Image for Positive tipping points could ‘unlock a climate crisis stalemate’

Positive tipping points could ‘unlock a climate crisis stalemate’

If we can identify and trigger positive tipping points, we can fast-track climate solutions. So argues the author of a new analysis

If we can identify and trigger positive tipping points, we can fast-track climate solutions. So argues the author of a new analysis

We’re well familiar with the concept of climate catastrophe: one component of a fragile ecosystem collapsing, sparking a chain of unstoppable disasters. But what if we could counter these negative tipping points with positive ones? 

Do positive tipping points even exist? And could we trigger them to catalyse rapid, lasting change? 

Tim Lenton, professor of climate change and Earth system science at the University of Exeter, thinks so. Having studied negative climate tipping points such as melting ice sheets and rainforest destruction, Lenton has turned his attention to positives, publishing his findings in a recent exhaustive study. 

“It’s easy to look at something like COP26 and just feel depressed, that elected leaders aren’t up to the job,” said Lenton. “But the truth is, there’s big evidence of self-propelling change starting to happen. We’ve seen positive tipping points in action, we just need to work out how to find and trigger them.” 

Put simply, a tipping point is a small change that makes a big difference to a complex network – such as a planetary ecosystem – which triggers what Lenton calls a ‘reinforcing feedback’, exponentially amplifying the initial effect. The concept could unlock a sense of stalemate around the climate crisis, a feeling that there’s nothing we can do about it, he believes. 

On a personal level, identifying positive tipping points can inspire hope in the face of despair. “A lot of people seem like they’re in a state of climate depression,” said Lenton. “They’re paralysed by the complexity of such an enormous problem, or they feel powerless. 

Tipping points

The falling cost of renewables is one example of a positive tipping point.
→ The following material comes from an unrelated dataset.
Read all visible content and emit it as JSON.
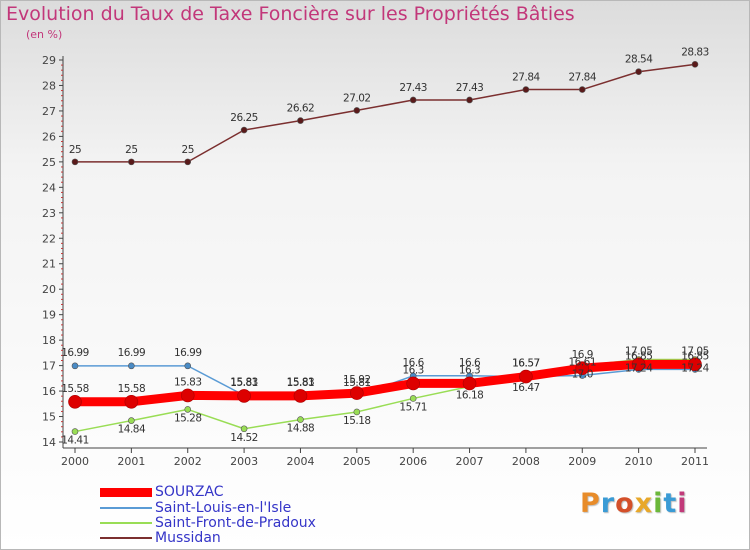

Image: Zbynek Burival

“What I want to say is that small changes can make a big difference. We aren’t necessarily insignificant, and we can be the start of – or part of – something that becomes really powerful.” 

Climate activist Greta Thunberg, for example, exploded on to the global stage seemingly out of nowhere, and inspired a revolution. “She’s a classic example of an individual starting a reinforcing feedback loop,” explained Lenton. “The protest goes from one person to millions within months, because one person makes it incrementally easier for the next to join them in protesting the status quo.” 

Lenton’s study also tries to pinpoint some of the conditions that propagate positive change, be they policy decisions such as public investment or subsidies for renewables, or economic factors like the plunging cost of home solar panels, or the accelerating rollout of electric vehicles.

We’ve seen positive tipping points in action, we just need to work out how to find and trigger them

“That’s the obvious stuff,” he said. “Making new technologies competitive in price and comparative in technology, for example. But there are more subtle forces at work. Tipping tends to start in smaller groups or sub-communities that allow different ways of thinking to gestate, without being totally shut down and stamped on. There can be a funny kind of kudos to being an early adopter of a new way of doing things.” 

One project that has already tipped into a cascade of positive action is TIST, a network that contains more than 100,000 smallholder farmers in Kenya, Uganda, Tanzania and India.

TIST members have been supported in planting more than 20m trees over 20 years. In addition to the direct benefits of fodder, fruit and shade, farmers are employed by the programme to quantify tree growth, generating verified carbon credits which are sold on the international carbon market, with profits returned to the farmers.

Lenton’s goal now is to figure out how to trigger other positive tipping points. “I feel like people are crying out for socially just, transformative change to tackle the climate crisis,” he concluded. “We all need a chink of light and a recipe: some practical knowledge and guidance on how we can accelerate it.”